What begins as an act of defiance can turn into a new calling, as it did for Gelowicz and Schneider in recent years, and for members of the Red Army Faction in the 1970s. The RAF grew from Germany's "1968 generation" of students who demanded that their parents face up fully to their Nazi-era complicity.
RAF leaders Andreas Baader and Ulrike Meinhof went further, launching an all-out attack on a West German establishment they said was built on the poisonous foundations of post-war denial. At one time in the mid 1970s, surveys showed that between 20 and 30 per cent of Germans under 30 sympathised with the Baader-Meinhof gang.
"People warned us against attending their trials, others said we belonged in the gas chambers for supporting them," said film-maker Andres Veiel, a teenage supporter who went on to direct an award-winning RAF documentary, Black Box BRD.
Much of the RAF's support dwindled after the "German Autumn" of 1977 - its campaign of kidnappings and killings of high-profile victims to force German authorities to release Baader and others from prison.
In comparison, says Veiel, Islamic terror cells will never enjoy any significant support among German youth. "It's something even the most anti-American twentysomething cannot identify with in the slightest," he says. "When the RAF injured and killed civilians it caused huge internal rows and splits within the left scene whereas extreme Islamic violence targets as many civilian casualties as possible."
THERE IS ALSO a crucial difference in the response of the German authorities then and now. The RAF's violent campaign was deliberately provocative, to force the West German government into defensive action. Bonn's forceful response proved highly effective, but even Helmut Schmidt, chancellor at the time, admitted last week that the unrelenting pressure to act in some cases had consequences he now regrets.
The fact that Germany has until now been spared a major terrorist attack has allowed a more sober if abstract debate on the threat of international terrorism without an imperative for urgent, draconian measures.
Left-wing newspapers and the Social Democrats (SPD) say last week's foiled attacks show that Germany is adequately equipped to deal with terrorism. But the plan - for bombs more powerful than those that rocked London or Madrid - has put wind in the sails of Christian Democrat interior minister Wolfgang Schäuble.

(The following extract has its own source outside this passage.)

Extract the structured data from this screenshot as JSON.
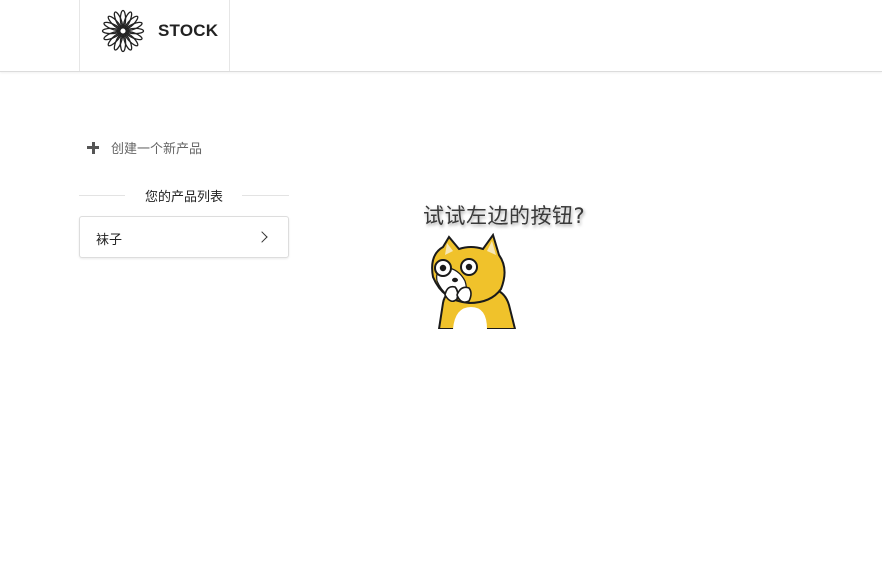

Backed by Germany's powerful conservative press, he is making a renewed push for Berlin's grand coalition to approve counter-terrorism laws, including measures his SPD coalition partners have already rejected.
One controversial proposal would permit clandestine online searches of remote computers and has sparked a round of the familiar debate about how much privacy should be sacrificed for the promise of greater security.
Curiously, many of the conservative newspapers which 30 years ago called the RAF a threat to the social order are, in hindsight, playing down that same danger in order to demand tough action now.
"Unlike back then, terrorism now very much poses a threat to the state," argued Die Welt, published by the Springer group and a favourite target of left-wing attacks in the 1960s and 1970s. "Unlike the RAF, terrorists are now able to get their hands on weapons that make mass murder possible [ and] they are part of a worldwide network with almost endless resources to hit the West wherever it wants."
Despite left-right divides, most German commentators agree that, like RAF members 30 years ago, today's home-grown Muslim extremists are part of a self-proclaimed avant garde who justify violent plans and actions with an overpowering sense of self-righteousness.
Their means may differ and their politics may be poles - and decades - apart but the purpose of their campaigns is the same: to topple the social, economic and political pillars of society.
"Like the RAF, Islamic extremists believe they represent something, but in the end they stand only for themselves," says Veiel. "Just like the RAF, they are outsiders motivated by a desire to play the master of life and death over others."